Heart Rate: There is no statistically significant difference in the heart rate between the two groups at various time intervals. There was no incidence of bradycardia in any group. Our results concur with the results of most of the studies.

Blood Pressure: There was a marginal fall in mean systolic blood pressure in both Levobupivacaine and Ropivacaine group. Statistically significant difference in SBP was observed at 80th and 90th minutes but it was not clinically significant requiring the use of vasopressor. There was neither statistically nor clinically significant difference in DBP between the two groups. There was statistically significant difference in MAP between two groups at 70th, 80th and 90th minutes but it was not clinically significant. This was probably due to preloading with 500 ml of ringer’s lactate and lower limb tourniquet application. Our results correlate with results of Casati A et al.6 and Mantouvalou et al.7 In a study by Amartya Khan et al.8 it was concluded that both 0.5% levobupivacaine and 0.75% ropivacaine are potent enough to carry out lower limb surgeries with stable hemodynamic parameters. They exhibited comparable hemodynamic response with heart rate, systolic and diastolic blood pressure being stable and comparable without any statistical difference which correlate with our study. In a study Manazir Athar et al.9 Baseline haemodynamic parameters were comparable in both levobupivacaine and ropivacaine groups. The mean MAP decreased significantly in both the groups compared to baseline/preoperative values (p < 0.05) but overall incidence of hypotension was not significantly different. Furthermore, it was transient (30 min) in ropivacaine group compared to levobupivacaine which was sustained (100 min). There were no significant differences between the two groups with respect to PR and SpO2 (p > 0.05). Hypotension was the most common side effect seen in both the groups, however, total amount of mephentermine used was significantly not different (p >0.05). The results are comparable to our present study.
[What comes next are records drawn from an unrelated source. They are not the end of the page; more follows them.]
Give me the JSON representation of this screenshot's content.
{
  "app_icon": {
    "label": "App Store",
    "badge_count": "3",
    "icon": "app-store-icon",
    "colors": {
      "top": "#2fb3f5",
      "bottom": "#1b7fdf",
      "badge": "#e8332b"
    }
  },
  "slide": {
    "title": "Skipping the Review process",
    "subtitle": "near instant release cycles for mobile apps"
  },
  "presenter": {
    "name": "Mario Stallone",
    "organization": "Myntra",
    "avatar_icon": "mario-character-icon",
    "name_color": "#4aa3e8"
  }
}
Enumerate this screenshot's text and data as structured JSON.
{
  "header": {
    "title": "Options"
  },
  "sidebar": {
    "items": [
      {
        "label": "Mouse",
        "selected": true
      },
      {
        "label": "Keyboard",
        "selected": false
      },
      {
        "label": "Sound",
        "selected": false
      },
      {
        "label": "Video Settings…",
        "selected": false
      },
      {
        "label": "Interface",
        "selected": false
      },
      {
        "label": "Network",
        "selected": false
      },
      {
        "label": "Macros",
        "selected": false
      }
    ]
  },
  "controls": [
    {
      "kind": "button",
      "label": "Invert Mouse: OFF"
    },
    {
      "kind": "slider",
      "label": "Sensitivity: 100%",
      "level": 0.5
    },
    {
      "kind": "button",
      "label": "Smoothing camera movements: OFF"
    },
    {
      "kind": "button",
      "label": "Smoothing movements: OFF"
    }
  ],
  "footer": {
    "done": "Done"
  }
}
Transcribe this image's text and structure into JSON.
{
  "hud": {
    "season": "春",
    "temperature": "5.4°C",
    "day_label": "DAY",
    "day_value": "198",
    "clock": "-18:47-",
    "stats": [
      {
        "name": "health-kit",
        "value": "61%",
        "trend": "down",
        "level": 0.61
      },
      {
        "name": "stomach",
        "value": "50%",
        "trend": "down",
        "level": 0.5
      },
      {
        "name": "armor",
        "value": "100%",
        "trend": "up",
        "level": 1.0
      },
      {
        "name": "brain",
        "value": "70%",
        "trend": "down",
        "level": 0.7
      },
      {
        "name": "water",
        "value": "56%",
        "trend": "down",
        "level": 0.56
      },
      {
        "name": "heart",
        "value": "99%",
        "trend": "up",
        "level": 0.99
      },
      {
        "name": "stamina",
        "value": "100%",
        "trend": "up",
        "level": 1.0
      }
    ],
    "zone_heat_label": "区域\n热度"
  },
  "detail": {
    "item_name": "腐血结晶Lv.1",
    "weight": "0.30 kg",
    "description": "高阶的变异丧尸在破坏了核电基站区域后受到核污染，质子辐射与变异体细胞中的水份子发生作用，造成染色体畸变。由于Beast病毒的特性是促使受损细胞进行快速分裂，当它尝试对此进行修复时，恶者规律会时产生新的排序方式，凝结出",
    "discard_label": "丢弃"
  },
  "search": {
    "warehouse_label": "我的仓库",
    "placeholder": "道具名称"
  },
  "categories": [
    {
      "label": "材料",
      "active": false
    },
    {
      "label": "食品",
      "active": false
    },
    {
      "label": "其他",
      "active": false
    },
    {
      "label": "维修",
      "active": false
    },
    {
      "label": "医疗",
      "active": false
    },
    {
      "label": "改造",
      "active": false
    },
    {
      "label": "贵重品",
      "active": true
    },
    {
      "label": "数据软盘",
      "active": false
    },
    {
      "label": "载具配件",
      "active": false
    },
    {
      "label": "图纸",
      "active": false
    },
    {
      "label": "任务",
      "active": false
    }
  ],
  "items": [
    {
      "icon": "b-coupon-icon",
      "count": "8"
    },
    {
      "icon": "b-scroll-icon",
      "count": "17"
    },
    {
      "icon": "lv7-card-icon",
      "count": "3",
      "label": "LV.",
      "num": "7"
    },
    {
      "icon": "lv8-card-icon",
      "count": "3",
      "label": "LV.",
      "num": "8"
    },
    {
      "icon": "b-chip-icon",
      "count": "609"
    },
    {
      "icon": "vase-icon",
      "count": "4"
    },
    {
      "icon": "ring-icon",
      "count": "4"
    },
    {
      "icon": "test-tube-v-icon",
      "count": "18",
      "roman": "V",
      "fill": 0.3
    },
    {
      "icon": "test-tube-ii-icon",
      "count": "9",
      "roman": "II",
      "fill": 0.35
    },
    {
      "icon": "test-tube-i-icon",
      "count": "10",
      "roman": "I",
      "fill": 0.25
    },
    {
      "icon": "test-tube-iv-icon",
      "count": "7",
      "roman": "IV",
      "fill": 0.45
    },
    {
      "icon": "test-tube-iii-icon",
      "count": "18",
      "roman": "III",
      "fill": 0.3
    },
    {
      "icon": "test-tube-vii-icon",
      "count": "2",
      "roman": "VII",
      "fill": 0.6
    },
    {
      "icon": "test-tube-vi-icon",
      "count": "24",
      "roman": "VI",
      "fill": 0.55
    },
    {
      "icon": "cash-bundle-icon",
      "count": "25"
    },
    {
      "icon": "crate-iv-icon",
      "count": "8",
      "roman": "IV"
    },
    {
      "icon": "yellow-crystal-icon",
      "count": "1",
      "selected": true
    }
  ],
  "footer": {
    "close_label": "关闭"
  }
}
Adverse effects: No adverse effects attributable to the intrathecal drugs were noticed in any patient in both the groups. This is similar to the studies of Mantouvalou et al.7

 

CONCLUSION

From the present study we can conclude that there was no statistically significant difference in heart rate, DBP monitored at various intervals between the 0.5% isobaric Levobupivacaine (15 mg) group and 0.5% isobaric Ropivacaine (15 mg) groups in patients undergoing elective lower limb orthopaedic surgeries. Though inter group difference in SBP at 80th and 90th min and in MAP at 70th, 80th and 90th min was statistically significant, it was clinically insignificant as there was no need to use vasopressor.